One thing I wasn’t so appreciative of was an early scene, where Bruce and Betty meet in a hallway for the first time on screen. She starts out talking about a presentation they have to do, which almost instantly becomes a pointed barb about his inability to respond emotionally. She apologizes, and them almost immediately shoots a second arrow his way. This insanely OOC cluster of dialog, very much in the ‘tell, don’t show’ mode that we are cautioned to avoid, is then followed by the nefarious word, ‘anyway.’

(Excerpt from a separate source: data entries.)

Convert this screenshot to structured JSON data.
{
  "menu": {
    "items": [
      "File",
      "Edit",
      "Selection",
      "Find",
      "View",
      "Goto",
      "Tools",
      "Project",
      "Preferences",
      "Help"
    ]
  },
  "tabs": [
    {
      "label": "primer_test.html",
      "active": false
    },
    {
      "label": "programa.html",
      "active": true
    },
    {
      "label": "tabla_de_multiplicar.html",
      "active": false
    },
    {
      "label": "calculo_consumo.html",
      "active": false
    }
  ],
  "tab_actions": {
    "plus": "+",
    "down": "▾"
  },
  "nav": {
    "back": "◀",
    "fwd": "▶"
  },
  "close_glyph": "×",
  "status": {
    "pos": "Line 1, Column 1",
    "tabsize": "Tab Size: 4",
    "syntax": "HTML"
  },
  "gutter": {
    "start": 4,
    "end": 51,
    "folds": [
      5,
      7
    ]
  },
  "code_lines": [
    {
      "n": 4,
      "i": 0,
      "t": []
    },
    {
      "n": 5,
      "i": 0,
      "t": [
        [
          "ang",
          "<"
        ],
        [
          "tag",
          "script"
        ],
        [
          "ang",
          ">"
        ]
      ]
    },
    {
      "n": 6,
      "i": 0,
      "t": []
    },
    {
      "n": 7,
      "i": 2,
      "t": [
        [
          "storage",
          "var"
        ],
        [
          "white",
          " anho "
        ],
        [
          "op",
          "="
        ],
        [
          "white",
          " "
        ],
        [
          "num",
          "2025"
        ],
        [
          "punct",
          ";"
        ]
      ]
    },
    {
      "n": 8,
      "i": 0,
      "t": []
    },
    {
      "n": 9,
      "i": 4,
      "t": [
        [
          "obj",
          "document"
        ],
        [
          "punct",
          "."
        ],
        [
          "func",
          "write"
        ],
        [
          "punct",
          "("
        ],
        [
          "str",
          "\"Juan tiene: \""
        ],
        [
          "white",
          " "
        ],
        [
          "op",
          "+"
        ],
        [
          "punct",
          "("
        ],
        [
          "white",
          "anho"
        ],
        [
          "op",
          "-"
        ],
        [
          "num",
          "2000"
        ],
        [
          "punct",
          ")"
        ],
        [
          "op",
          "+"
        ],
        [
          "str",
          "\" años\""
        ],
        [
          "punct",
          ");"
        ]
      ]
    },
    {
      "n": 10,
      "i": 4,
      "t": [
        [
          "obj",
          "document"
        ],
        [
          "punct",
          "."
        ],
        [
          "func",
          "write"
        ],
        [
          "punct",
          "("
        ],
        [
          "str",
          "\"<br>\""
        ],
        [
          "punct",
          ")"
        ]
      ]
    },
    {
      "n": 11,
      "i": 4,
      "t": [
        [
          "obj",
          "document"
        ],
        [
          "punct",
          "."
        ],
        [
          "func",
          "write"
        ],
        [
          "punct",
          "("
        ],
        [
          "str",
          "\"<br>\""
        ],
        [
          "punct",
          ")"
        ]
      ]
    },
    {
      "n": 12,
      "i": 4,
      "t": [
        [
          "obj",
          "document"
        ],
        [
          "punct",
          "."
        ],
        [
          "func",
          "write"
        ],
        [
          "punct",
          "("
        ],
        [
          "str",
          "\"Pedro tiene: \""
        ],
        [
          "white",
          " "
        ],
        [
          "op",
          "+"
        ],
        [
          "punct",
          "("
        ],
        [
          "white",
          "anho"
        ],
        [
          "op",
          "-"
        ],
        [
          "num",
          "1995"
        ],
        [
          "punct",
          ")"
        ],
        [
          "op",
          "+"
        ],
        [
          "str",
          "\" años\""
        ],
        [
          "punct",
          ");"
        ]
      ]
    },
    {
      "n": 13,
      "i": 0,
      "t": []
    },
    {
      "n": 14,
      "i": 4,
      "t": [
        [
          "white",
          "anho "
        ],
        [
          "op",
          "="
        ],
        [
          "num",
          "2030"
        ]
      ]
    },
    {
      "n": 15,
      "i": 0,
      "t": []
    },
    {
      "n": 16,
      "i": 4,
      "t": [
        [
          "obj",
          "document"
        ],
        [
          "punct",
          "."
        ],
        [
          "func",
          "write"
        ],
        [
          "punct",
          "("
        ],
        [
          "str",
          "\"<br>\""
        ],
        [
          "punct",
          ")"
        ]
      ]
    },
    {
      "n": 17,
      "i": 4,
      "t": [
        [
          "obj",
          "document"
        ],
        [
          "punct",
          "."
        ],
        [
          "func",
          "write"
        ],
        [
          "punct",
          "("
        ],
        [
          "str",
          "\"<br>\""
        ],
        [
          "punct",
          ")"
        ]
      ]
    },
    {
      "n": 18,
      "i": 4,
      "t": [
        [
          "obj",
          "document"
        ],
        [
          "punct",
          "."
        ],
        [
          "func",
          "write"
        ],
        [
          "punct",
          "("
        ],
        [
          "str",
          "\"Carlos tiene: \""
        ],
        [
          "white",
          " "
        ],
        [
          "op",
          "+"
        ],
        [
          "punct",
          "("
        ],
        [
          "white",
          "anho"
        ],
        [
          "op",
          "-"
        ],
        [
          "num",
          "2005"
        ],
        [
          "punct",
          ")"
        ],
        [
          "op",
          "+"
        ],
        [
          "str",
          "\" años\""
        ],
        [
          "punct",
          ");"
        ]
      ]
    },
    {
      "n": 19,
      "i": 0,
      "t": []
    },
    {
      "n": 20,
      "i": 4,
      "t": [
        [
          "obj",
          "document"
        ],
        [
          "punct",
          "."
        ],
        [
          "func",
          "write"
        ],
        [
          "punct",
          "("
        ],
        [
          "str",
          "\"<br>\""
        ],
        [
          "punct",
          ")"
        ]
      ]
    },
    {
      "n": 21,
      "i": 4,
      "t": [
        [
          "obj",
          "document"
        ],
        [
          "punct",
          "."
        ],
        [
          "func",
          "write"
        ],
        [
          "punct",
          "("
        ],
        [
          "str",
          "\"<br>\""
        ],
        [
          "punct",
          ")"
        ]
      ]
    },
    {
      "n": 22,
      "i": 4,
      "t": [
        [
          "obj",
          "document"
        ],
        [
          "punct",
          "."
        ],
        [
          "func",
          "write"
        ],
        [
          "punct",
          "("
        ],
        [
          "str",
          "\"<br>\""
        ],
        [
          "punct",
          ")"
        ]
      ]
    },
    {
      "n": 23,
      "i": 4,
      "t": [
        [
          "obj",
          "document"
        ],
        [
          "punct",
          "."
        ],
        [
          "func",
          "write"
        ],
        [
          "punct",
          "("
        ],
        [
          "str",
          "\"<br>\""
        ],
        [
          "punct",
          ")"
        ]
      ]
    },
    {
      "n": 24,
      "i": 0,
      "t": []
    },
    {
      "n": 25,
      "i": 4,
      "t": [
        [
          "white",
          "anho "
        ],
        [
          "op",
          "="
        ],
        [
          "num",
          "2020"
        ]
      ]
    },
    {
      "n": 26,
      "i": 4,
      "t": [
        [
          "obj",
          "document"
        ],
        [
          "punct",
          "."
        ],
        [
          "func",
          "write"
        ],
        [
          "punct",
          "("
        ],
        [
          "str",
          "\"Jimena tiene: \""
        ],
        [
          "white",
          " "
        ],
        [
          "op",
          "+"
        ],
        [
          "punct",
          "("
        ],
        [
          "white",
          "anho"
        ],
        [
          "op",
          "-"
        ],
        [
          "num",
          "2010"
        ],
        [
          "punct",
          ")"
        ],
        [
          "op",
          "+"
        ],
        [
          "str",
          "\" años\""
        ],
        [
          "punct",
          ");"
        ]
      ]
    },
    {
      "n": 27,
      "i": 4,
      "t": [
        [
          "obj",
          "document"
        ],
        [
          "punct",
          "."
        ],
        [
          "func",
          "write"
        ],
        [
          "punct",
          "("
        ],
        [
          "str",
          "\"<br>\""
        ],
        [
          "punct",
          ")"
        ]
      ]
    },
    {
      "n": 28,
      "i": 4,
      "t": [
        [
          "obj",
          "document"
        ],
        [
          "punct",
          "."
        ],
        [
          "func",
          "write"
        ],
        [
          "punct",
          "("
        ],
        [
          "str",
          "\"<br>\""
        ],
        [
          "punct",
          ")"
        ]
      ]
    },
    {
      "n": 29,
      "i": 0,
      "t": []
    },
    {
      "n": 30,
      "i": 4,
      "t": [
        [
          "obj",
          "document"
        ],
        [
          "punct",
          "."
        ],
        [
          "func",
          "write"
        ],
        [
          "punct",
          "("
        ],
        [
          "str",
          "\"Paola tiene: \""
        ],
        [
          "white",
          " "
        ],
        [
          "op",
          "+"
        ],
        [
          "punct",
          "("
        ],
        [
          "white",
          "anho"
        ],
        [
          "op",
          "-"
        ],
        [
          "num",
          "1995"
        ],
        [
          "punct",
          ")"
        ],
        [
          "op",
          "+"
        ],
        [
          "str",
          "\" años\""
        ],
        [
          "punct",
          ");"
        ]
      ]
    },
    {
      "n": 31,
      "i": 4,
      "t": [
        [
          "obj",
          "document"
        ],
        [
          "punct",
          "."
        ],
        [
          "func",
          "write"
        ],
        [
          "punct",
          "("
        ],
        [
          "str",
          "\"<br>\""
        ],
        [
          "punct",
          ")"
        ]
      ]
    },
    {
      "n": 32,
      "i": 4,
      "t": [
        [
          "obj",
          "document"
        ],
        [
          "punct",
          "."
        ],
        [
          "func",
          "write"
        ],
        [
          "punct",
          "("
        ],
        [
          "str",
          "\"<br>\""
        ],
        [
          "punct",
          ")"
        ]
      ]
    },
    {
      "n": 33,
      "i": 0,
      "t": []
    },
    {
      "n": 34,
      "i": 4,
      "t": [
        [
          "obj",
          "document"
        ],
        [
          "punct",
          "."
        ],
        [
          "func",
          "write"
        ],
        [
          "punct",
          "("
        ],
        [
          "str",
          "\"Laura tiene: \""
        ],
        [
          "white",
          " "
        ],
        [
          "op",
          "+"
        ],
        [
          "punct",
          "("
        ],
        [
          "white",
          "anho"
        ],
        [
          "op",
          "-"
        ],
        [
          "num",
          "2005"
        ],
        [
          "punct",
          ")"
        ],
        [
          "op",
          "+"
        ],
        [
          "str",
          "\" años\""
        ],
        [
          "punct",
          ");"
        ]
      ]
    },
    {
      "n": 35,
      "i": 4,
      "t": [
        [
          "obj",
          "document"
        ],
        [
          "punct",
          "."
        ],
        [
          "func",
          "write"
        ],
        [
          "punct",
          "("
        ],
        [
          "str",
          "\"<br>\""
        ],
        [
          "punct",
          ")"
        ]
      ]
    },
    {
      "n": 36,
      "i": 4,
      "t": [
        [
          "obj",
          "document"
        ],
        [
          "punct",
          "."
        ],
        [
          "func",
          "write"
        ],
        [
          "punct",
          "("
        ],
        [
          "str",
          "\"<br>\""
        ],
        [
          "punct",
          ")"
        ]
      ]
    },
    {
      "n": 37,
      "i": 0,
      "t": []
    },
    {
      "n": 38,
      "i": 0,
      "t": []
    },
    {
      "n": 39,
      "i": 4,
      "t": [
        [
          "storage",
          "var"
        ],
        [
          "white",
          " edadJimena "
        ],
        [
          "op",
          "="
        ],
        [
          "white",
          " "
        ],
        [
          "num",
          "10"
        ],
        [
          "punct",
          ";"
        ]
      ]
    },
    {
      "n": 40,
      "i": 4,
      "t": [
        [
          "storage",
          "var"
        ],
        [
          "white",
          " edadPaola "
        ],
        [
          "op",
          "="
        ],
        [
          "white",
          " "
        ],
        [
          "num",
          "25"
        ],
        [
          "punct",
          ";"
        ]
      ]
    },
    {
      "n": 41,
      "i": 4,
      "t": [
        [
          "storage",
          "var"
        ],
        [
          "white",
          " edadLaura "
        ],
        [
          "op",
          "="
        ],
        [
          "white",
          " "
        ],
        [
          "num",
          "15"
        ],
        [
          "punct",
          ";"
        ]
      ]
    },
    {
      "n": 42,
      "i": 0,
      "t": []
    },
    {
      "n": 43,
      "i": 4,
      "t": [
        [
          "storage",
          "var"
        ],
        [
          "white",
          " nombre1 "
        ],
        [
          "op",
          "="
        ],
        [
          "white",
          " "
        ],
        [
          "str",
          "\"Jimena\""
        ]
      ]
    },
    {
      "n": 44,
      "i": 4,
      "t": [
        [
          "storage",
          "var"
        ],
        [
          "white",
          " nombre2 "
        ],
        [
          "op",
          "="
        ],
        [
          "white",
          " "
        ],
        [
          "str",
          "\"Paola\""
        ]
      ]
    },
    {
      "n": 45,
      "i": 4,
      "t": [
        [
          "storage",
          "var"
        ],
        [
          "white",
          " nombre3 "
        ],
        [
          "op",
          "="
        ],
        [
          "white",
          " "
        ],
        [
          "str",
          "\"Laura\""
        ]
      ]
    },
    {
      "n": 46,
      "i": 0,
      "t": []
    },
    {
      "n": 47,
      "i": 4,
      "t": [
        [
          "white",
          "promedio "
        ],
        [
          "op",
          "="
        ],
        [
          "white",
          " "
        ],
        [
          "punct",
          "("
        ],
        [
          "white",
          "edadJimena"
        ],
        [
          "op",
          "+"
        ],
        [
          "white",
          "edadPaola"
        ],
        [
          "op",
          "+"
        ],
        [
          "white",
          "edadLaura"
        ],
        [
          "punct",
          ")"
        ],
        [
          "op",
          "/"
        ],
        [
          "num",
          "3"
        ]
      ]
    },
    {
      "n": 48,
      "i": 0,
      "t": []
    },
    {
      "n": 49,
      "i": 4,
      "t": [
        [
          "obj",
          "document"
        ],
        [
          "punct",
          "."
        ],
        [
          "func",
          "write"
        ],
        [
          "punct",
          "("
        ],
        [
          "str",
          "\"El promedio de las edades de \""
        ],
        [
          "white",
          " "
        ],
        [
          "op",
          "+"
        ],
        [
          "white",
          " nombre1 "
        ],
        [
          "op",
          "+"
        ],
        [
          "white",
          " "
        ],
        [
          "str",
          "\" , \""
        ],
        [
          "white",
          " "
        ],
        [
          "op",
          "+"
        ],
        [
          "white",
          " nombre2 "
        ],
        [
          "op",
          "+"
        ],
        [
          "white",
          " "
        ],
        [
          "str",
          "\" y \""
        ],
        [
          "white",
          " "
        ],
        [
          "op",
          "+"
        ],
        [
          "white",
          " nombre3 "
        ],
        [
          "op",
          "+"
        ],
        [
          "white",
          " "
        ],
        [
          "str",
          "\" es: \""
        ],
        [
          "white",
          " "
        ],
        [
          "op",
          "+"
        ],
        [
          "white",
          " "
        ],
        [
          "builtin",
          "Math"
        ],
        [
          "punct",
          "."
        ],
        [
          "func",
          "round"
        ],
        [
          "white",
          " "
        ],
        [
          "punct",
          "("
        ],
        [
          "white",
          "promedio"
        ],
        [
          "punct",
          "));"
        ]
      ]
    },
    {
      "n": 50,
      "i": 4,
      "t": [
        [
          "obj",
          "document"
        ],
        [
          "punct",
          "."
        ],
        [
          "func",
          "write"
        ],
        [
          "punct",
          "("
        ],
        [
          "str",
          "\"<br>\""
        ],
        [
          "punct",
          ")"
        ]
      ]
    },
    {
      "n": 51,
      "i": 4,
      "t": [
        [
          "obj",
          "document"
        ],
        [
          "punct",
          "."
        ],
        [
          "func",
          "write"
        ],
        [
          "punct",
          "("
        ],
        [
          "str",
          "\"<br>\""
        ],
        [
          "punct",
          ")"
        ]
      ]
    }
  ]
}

I feel like that literature professor in Stranger Than Fiction, who says he taught whole classes on ‘little did he know’. In my case it would be the word ‘anyway’. This word, to me, usually signifies that the author wrote himself into a dead end and had to jump-start his dialog, which is bad enough. But worse, I find in many cases the reason he painted himself into that corner was something stupid. He wanted, e.g., to hit us with dialog that serves little purpose to the story, but instead is some ideological nut-point, badly told bit of uncomfortable humor, or a patch-job meant to cover up something missing, such as a deleted scene that would have presented the same information in a much more organic sort of way.
This train wreck, once the smoke clears, is then followed by the word ‘anyway’, to draw the curtain on the whole thing and move the story along to the next actual plot-point. This movie is neither the first instance of it that I’ve seen, or the most egregious. Off the top of my head, the one that most immediately comes to mind is a scene from a Jack Chalker novel. One character says, “I must remember to spend more time among thieves and politicians”, to which another character responds with the conversation-killing bit of wit, “There’s a difference?”, followed by, “Anyway, let’s go over our plans to…” which brings the story back to the thread it should have been following all along. (There are quite a few problems with this series, but the others will wait.)
I’m not saying that such words are useless, but the use of them should be monitored carefully, since they indicate a radical discontinuity in the flow of the dialog that cannot help but jerk the reader out of it. Are there any words that you find a s a reader that have that effect on you, or that you consciously avoid as an author?